Dan, ruangan itu telah berubah pelan-pelan menjadi ruang kehidupan.
Azura kini berdiri di tengah ruangan sambil menatap sekelilingnya. Ada perasaan yang bercampur dalam hatinya antara takut, gugup, dan tekad yang kuat.
“Apapun yang terjadi… aku akan tetap di sini. Mungkin aku bisa jadi cahaya kecil di ruangan kelam ini.”
Tiba-tiba...
Suasana tenang itu tiba-tiba buyar saat langkah kaki berat terdengar dari koridor yang sukses membuat semua asisten berhenti bergerak.
“Itu… Tuan Rangga…” kata salah satu asisten.
Dan benar, sesosok tubuh tinggi muncul di balik pintu yang tak lain adalah Rangga. Ia menatap seisi kamarnya yang kini tampak berbeda.
Tatapannya tajam, namun kosong. Ia melihat para asisten, lalu tatapannya jatuh pada Azura. Dia tidak bertanya atau bersuara, tapi sorot matanya seolah bertanya, "Ada apa ini?."

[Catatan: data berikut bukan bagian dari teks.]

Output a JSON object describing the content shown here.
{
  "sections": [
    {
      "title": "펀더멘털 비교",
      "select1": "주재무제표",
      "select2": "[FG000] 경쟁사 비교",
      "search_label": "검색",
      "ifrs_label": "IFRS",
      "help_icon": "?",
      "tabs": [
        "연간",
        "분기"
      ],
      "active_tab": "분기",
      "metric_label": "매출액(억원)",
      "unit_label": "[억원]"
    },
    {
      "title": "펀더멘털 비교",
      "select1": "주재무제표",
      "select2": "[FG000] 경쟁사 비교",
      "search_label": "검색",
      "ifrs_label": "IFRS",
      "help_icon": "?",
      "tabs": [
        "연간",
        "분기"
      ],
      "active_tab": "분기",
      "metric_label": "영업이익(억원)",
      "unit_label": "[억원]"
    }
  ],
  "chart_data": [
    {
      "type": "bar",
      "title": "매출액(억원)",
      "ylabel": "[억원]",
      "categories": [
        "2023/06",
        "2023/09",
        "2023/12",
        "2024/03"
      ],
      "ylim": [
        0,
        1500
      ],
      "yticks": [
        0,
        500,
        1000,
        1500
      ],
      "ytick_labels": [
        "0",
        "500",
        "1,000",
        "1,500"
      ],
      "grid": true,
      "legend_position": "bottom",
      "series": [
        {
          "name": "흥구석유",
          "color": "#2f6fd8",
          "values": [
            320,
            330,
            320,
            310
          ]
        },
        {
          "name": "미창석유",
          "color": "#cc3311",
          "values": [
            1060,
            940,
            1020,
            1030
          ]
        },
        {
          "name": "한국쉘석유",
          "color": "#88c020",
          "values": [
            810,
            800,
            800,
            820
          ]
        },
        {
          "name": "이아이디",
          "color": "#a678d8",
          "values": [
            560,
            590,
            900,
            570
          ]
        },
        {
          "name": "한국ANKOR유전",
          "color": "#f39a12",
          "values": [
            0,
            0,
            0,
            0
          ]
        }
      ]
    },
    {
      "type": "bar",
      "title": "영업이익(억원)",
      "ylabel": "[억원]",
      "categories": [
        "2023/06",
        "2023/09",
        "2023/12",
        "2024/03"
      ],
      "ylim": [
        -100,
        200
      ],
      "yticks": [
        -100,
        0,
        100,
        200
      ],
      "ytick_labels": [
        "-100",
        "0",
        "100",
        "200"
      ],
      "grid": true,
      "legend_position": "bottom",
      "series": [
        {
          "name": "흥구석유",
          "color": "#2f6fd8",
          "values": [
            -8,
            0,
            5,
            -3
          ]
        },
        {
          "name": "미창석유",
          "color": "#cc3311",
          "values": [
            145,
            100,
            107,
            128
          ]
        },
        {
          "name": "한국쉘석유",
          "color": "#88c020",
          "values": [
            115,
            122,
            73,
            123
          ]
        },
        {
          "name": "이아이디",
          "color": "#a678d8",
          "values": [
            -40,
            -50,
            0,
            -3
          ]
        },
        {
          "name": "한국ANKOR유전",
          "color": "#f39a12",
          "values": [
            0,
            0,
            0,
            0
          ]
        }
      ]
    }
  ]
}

Seakan mengerti isi hati Rangga, Azura pun berjalan mendekati Rangga dan berkata, “Mulai hari ini… aku akan tinggal di kamar ini. Aku istrimu, Rangga. Dan ini rumahku juga.”
Rangga menatap Azura cukup lama dengan kerutan samar di keningnya. Ia terlihat bingung, namun tidak marah. Lalu tanpa berkata sepatah kata pun, ia berjalan melewati Azura dan seolah berusaha mencari sesuatu.
Para asisten pun melirik Azura dan menunggu aba-aba. Mereka mengkhawatirkan sesuatu, tapi kekhawatiran itu lebih terasa saat Azura berkata, “Kalian boleh keluar. Biar aku yang membereskan sisanya.”
Meski merasa ragu, akhirnya Bu Sari dan yang lainnya mengangguk, lalu keluar dengan hati-hati.
"Bagaimana ini? Bagaimana kalau terjadi sesuatu?."
"Bagaimana kalau Tuan Rangga mencelakai Nona Azura lagi?."
"Kita harus tetap waspada dan berjaga-jaga."
Tinggallah kini Azura dan Rangga dalam satu ruangan yang sunyi. Meski belum ada sapaan dari Rangga, namun tidak ada kekerasan juga. Itu sudah cukup bagi Azura untuk mengambil napas lega.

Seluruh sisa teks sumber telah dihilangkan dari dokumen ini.